According to a Florida Department of Agriculture and Consumer Services April 20 assessment based on estimates provided by growers, total crop losses across the state through mid-April could exceed $522.5 million. On April 9, the department created the Florida Farm to You commodities list to connect potential buyers with farmers and producers of Florida-grown commodities like fresh produce, seafood and poultry. April 29, an interactive map was added to the site for users to enter address, city or ZIP code to find growers near them.
UGA Extension in partnership with the Georgia Department of Agriculture's Georgia Grown program created the Ag Products Connection network to connect growers and producers with Georgia consumers looking for fresh, Georgia-grown products. The online connection provides at the county level details on what crops are available, when, how to receive and payment details.

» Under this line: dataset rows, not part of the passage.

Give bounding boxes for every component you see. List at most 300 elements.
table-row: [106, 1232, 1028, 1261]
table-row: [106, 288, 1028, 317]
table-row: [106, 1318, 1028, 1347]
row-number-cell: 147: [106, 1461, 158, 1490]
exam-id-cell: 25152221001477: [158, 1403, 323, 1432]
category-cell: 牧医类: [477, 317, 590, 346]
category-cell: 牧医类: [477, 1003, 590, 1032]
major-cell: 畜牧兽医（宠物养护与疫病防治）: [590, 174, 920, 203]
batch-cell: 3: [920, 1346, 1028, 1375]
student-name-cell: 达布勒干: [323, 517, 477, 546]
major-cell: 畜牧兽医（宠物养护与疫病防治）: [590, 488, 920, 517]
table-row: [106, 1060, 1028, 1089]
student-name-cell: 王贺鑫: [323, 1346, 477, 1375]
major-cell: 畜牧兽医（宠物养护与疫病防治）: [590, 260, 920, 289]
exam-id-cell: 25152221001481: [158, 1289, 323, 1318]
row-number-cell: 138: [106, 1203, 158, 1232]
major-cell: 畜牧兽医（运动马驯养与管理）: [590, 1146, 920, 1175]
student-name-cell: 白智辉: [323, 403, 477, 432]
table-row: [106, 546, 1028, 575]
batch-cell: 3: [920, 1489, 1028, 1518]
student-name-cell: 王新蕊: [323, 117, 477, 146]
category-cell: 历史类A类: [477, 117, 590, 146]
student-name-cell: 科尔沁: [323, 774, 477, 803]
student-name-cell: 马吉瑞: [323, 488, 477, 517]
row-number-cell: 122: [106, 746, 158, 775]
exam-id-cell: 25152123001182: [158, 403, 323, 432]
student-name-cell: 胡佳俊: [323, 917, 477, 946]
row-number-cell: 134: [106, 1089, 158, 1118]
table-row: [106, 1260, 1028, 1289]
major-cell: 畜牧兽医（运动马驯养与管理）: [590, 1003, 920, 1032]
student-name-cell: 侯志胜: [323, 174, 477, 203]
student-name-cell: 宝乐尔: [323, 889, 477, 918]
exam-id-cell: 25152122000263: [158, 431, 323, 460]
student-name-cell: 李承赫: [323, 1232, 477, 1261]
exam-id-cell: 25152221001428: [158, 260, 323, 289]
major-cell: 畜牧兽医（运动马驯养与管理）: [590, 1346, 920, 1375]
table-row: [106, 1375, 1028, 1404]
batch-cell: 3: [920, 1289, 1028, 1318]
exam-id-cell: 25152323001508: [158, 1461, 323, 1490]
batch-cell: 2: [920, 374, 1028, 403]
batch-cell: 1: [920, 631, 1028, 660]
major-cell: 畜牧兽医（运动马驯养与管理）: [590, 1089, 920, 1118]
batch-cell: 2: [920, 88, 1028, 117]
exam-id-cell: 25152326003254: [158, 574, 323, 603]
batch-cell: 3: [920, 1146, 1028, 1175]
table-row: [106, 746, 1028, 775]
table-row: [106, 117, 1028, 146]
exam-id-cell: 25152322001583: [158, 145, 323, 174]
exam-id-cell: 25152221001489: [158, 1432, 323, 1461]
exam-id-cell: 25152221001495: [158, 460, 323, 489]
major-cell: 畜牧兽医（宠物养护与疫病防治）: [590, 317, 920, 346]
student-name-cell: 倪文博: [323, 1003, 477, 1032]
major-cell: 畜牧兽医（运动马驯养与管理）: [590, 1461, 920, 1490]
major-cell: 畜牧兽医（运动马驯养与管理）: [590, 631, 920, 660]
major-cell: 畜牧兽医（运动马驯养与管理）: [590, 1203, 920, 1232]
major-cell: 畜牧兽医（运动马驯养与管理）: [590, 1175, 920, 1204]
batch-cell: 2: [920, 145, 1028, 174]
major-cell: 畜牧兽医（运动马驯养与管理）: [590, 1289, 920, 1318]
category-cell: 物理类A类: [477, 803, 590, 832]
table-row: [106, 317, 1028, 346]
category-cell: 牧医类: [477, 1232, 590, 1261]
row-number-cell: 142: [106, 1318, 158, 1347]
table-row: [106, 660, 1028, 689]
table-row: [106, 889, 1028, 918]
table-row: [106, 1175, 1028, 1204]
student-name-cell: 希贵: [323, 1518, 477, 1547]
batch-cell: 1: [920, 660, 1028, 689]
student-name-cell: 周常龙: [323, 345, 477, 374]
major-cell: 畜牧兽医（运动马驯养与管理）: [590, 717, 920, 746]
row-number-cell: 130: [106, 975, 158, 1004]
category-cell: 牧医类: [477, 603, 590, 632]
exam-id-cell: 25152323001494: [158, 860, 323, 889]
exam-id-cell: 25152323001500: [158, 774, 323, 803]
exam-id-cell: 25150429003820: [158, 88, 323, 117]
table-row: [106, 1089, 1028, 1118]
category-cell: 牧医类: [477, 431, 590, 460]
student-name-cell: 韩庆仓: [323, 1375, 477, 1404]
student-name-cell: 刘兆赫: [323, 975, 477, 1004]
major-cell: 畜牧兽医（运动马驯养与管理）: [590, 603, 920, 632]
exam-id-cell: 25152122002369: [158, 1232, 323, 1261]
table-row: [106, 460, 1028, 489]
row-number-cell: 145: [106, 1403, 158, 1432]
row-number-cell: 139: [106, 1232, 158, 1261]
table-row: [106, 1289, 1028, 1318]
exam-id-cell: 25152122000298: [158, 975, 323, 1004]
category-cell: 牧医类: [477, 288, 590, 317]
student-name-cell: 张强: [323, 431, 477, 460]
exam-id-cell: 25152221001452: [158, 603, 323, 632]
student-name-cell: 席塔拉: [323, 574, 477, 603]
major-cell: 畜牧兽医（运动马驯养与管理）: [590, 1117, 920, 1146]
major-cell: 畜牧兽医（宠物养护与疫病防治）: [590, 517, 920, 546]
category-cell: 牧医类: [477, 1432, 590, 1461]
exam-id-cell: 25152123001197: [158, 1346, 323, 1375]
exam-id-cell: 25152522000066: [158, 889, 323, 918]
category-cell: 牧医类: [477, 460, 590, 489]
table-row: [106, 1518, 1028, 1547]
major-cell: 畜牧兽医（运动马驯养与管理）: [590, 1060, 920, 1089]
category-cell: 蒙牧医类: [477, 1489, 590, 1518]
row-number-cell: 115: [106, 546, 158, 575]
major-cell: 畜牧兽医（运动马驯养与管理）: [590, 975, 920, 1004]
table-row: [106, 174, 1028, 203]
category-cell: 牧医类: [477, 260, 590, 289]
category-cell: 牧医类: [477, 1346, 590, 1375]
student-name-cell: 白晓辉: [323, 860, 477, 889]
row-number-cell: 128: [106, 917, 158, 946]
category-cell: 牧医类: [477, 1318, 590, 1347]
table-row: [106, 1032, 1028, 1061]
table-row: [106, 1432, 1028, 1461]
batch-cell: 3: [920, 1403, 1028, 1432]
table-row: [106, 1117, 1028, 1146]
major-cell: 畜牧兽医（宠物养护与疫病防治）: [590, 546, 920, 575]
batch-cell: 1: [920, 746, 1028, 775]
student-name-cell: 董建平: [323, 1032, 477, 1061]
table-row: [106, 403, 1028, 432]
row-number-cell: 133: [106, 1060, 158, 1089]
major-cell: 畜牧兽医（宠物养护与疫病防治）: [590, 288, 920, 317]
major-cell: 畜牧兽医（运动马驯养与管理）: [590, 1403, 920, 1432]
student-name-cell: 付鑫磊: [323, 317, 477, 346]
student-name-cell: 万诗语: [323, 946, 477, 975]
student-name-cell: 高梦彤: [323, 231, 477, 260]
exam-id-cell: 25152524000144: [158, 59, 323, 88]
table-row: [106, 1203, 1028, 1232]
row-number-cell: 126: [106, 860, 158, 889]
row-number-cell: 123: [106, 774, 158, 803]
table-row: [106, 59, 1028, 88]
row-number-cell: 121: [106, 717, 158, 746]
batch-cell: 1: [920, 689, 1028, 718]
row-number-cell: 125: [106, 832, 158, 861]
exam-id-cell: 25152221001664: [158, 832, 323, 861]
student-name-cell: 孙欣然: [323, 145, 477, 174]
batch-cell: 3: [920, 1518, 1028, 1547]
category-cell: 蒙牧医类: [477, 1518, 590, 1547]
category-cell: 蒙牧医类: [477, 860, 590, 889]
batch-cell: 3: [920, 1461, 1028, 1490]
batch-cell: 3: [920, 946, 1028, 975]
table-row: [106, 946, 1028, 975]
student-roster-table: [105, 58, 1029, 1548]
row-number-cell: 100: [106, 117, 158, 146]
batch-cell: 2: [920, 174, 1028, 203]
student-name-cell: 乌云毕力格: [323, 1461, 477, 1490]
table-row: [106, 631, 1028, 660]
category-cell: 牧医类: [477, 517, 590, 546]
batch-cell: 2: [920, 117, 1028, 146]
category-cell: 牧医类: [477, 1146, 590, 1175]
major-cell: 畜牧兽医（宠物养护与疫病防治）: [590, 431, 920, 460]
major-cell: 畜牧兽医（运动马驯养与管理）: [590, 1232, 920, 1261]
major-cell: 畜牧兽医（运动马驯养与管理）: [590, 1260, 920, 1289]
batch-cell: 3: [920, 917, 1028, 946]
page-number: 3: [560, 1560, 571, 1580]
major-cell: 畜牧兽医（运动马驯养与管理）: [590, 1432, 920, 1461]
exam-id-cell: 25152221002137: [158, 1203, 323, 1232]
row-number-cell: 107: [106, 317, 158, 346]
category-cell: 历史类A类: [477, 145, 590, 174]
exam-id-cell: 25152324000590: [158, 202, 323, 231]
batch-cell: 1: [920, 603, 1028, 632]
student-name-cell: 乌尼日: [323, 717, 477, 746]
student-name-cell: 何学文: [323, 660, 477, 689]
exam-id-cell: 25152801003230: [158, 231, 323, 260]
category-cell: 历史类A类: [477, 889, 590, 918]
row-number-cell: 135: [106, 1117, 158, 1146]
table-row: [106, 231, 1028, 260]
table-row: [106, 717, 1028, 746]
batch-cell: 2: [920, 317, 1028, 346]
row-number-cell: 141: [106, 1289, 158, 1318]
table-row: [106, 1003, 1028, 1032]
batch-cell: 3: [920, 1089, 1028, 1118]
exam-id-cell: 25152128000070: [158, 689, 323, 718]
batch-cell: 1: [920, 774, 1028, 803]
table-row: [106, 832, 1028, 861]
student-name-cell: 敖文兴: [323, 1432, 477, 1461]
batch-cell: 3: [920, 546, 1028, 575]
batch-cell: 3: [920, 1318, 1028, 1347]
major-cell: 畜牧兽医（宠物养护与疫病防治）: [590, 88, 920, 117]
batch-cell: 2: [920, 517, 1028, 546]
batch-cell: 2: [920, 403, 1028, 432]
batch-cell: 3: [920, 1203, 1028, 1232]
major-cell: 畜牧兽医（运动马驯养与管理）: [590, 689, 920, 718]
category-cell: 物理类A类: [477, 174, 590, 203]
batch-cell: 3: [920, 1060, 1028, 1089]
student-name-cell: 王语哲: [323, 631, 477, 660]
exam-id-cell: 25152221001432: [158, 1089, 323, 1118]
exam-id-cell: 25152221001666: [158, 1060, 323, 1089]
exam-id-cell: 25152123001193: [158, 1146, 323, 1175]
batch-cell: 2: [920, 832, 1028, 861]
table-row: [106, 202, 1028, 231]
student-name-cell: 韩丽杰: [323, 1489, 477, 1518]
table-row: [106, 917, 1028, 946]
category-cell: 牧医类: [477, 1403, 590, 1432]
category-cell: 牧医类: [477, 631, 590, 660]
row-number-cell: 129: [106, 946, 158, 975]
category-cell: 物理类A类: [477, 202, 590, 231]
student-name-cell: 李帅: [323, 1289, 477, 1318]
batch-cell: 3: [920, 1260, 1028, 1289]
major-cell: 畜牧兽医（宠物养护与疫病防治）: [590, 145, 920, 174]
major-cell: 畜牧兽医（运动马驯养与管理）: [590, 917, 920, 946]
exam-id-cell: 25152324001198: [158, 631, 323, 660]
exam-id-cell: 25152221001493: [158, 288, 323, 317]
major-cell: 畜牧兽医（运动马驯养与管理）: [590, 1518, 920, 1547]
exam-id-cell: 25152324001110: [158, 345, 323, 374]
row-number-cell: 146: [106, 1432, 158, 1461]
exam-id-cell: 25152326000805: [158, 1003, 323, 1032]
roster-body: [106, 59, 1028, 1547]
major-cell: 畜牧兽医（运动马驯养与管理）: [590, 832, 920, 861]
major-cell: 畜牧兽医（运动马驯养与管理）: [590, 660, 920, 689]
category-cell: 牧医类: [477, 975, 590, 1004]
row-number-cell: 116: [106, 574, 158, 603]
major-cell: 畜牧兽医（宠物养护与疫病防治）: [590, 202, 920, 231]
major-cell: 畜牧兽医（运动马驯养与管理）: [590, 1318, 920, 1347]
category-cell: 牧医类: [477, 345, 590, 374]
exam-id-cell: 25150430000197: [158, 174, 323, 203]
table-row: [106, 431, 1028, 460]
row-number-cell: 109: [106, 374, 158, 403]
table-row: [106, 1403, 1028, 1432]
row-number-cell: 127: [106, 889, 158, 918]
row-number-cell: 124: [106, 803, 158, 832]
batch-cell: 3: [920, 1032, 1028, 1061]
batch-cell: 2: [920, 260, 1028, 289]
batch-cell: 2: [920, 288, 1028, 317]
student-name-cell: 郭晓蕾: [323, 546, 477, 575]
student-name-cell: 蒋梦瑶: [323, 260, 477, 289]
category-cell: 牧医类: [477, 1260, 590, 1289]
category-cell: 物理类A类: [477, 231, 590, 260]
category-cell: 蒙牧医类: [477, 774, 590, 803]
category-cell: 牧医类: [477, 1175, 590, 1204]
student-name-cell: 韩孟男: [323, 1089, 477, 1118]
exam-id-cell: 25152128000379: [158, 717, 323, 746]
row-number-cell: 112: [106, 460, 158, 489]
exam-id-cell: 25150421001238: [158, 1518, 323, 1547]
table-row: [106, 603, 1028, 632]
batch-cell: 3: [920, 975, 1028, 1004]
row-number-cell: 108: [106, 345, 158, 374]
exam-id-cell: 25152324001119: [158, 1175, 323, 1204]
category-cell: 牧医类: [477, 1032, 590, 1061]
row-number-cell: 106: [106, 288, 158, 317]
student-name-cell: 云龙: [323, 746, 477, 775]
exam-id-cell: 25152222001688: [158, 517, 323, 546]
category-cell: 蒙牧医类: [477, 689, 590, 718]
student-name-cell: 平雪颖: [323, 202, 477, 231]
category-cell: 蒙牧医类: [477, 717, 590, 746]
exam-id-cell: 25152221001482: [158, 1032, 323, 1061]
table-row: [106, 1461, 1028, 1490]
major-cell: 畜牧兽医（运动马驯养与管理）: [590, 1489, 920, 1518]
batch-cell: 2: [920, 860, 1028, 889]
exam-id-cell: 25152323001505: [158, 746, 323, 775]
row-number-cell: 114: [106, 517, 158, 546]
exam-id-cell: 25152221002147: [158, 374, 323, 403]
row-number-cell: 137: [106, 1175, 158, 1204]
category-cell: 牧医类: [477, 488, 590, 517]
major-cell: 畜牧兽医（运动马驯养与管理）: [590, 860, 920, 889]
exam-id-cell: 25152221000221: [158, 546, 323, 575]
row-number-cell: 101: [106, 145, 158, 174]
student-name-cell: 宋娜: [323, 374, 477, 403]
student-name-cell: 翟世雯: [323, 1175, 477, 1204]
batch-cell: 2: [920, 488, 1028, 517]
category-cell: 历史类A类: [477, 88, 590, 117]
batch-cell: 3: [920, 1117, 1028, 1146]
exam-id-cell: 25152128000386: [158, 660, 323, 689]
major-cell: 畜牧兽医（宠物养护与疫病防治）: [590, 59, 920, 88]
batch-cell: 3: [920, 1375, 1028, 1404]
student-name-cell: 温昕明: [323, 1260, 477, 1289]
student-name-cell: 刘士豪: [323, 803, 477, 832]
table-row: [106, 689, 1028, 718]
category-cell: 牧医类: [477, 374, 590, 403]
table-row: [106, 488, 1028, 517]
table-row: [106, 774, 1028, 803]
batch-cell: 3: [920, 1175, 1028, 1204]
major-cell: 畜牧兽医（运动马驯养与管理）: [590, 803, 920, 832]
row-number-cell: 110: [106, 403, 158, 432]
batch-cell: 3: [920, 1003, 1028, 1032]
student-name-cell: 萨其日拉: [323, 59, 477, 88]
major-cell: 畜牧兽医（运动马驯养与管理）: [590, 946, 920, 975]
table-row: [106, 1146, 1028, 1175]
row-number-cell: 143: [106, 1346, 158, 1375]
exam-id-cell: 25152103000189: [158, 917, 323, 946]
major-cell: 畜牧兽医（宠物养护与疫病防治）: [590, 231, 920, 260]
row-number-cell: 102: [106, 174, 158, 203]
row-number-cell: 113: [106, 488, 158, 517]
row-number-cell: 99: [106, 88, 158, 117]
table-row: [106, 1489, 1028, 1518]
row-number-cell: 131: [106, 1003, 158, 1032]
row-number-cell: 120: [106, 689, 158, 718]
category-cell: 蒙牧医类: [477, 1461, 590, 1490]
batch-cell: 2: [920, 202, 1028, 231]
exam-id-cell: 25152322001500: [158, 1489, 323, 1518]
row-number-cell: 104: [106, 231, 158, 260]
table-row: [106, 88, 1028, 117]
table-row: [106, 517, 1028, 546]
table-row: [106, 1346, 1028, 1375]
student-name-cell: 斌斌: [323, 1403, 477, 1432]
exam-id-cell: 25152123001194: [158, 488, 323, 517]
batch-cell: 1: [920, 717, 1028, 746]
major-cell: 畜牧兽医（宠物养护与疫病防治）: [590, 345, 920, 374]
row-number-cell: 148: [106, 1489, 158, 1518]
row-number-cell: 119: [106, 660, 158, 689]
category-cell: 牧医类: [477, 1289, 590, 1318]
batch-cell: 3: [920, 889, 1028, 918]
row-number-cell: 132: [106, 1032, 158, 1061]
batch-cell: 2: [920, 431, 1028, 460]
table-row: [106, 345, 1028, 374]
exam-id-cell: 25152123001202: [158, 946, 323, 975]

Through the Farmers to Families Food Box Program, the USDA is partnering with regional and local distributors. The USDA will make agricultural purchases estimated at $100 million per month in fresh fruits and vegetables, $100 million per month in dairy products and $100 million per month in meat products. Interested distributors and producers must submit proposals by May 1 at 1:00 PM for the Farmers to Families Food Box Program.
Brim said on March 25 he realized things were about to get bad. Orders for his greens, broccoli and other cole crops all but shut off, down 60% to 75% compared to this time last year. As of now he doesn't see a light at the end of the tunnel as orders for spring planted vegetables, such as cucurbits and tomatoes, are not kicking in as restaurants remain closed or limited in services and other high-end buyers and retailers can't absorb the overflow of produce.
Brim currently maintains several hundred workers with pay housed on his farm, where a strict sanitation protocol is in place across the operation, which is an additional cost. As of now all remain healthy. He expects another 100 or so workers to arrive from Mexico in the next few weeks, if there are no issues with federal immigration policies at that time. He has more crops to harvest and to plant. Farmers must keep farming to feed the country, he said, even if it is at a loss to do so right now.
Brim's area has faced several consecutive bad years, including a pest infestation three years ago, Hurricane Michael two years ago, pressure on prices from imported crops and now dramatic disruption to markets caused by the current pandemic.
"Farmers are optimists. We have to be. You can't do this work if you are not," Brim said. "But if something doesn’t change or get better, I don't know. We'll keep doing it as long as we can."